Constrain code points to unicode scalar values

Fixes: https://github.com/kdl-org/kdl/issues/207
2023-12-12 22:10:26 -08:00 · 2023-12-12 22:10:26 -08:00 · 5a7b339ed4
parent b42b6c80f0
commit 5a7b339ed4
2 changed files with 15 additions and 9 deletions
--- a/CHANGELOG.md
+++ b/CHANGELOG.md
@ -39,6 +39,10 @@
 * A statement in the spec prose that said "It is reasonable for an
  implementation to ignore null values altogether when deserializing". This is
  no longer encouraged or desired.
+* Code points have been constrained to [Unicode Scalar
+  Values](https://unicode.org/glossary/#unicode_scalar_value) only, including
+  values used in string escapes (`\u{}`). All KDL documents and string values
+  should be valid UTF-8 now, as was intended.

 ### KQL

--- a/SPEC.md
+++ b/SPEC.md
@ -92,13 +92,15 @@ foo 1 key="val" 3 {

 ### Identifier

-A bare Identifier is composed of any Unicode codepoint other than [non-initial
-characters](#non-initial-characters), followed by any number of Unicode code
-points other than [non-identifier characters](#non-identifier-characters), so
-long as this doesn't produce something confusable for a [Number](#number). For
-example, both a [Number](#number) and an Identifier can start with `-`, but
-when an Identifier starts with `-` the second character cannot be a digit.
-This is precicely specified in the [Full Grammar](#full-grammar) below.
+A bare Identifier is composed of any [Unicode Scalar
+Value](https://unicode.org/glossary/#unicode_scalar_value) other than
+[non-initial characters](#non-initial-characters), followed by any number of
+Unicode Scalar Values other than [non-identifier
+characters](#non-identifier-characters), so long as this doesn't produce
+something confusable for a [Number](#number). For example, both a
+[Number](#number) and an Identifier can start with `-`, but when an Identifier
+starts with `-` the second character cannot be a digit. This is precicely
+specified in the [Full Grammar](#full-grammar) below.

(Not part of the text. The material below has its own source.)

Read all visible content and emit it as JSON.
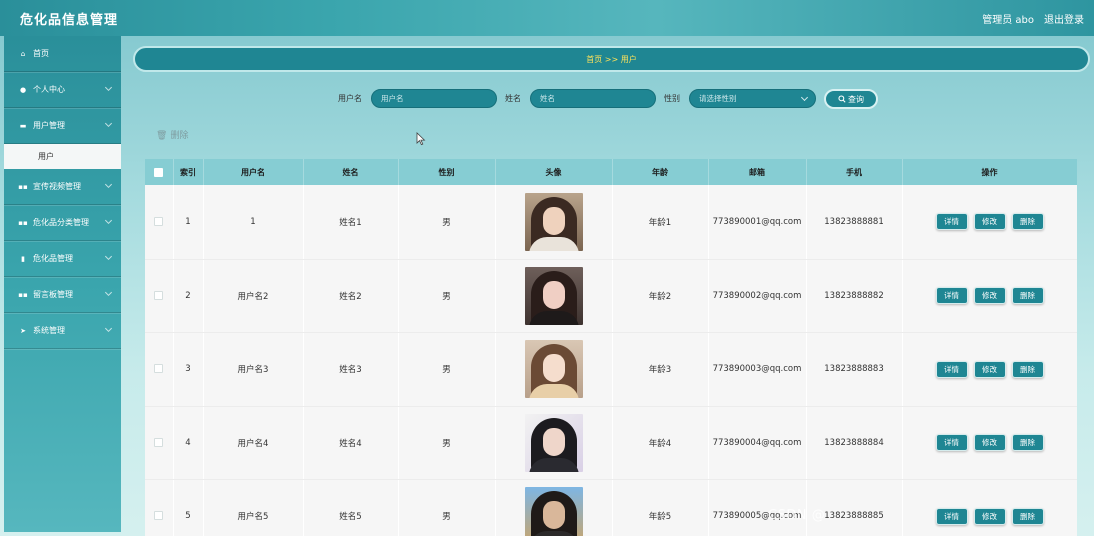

 When Identifiers are used as the values in [Arguments](#argument) and
 [Properties](#property), they are treated as strings, just like they are with
@ -342,7 +344,7 @@ interpreted as described in the following table:
 | Quotation Mark (Double Quote) | `\"`   | `U+0022` |
 | Backspace                     | `\b`   | `U+0008` |
 | Form Feed                     | `\f`   | `U+000C` |
-| Unicode Escape                | `\u{(1-6 hex chars)}` | Code point described by hex characters, up to `10FFFF` |
+| Unicode Escape                | `\u{(1-6 hex chars)}` | Code point described by hex characters, as long as it represents a [Unicode Scalar Value](https://unicode.org/glossary/#unicode_scalar_value) |
 | Whitespace Escape             | See below | N/A   |

 ##### Escaped Whitespace
@ -504,7 +506,7 @@ They may be represented in Strings (but not Raw Strings) using `\u{}`.

 * Any codepoint with hexadecimal value `0x20` or below (various control characters).
 * `0x7F` (the Delete control character).
-* Any codepoint with hexadecimal value higher than `0x10FFFF`.
+* Any codepoint that is not a [Unicode Scalar Value](https://unicode.org/glossary/#unicode_scalar_value).
 * `0x2066-2069` and `0x202A-202E`, the [unicode "direction control" characters](https://www.w3.org/International/questions/qa-bidi-unicode-controls)

 ## Full Grammar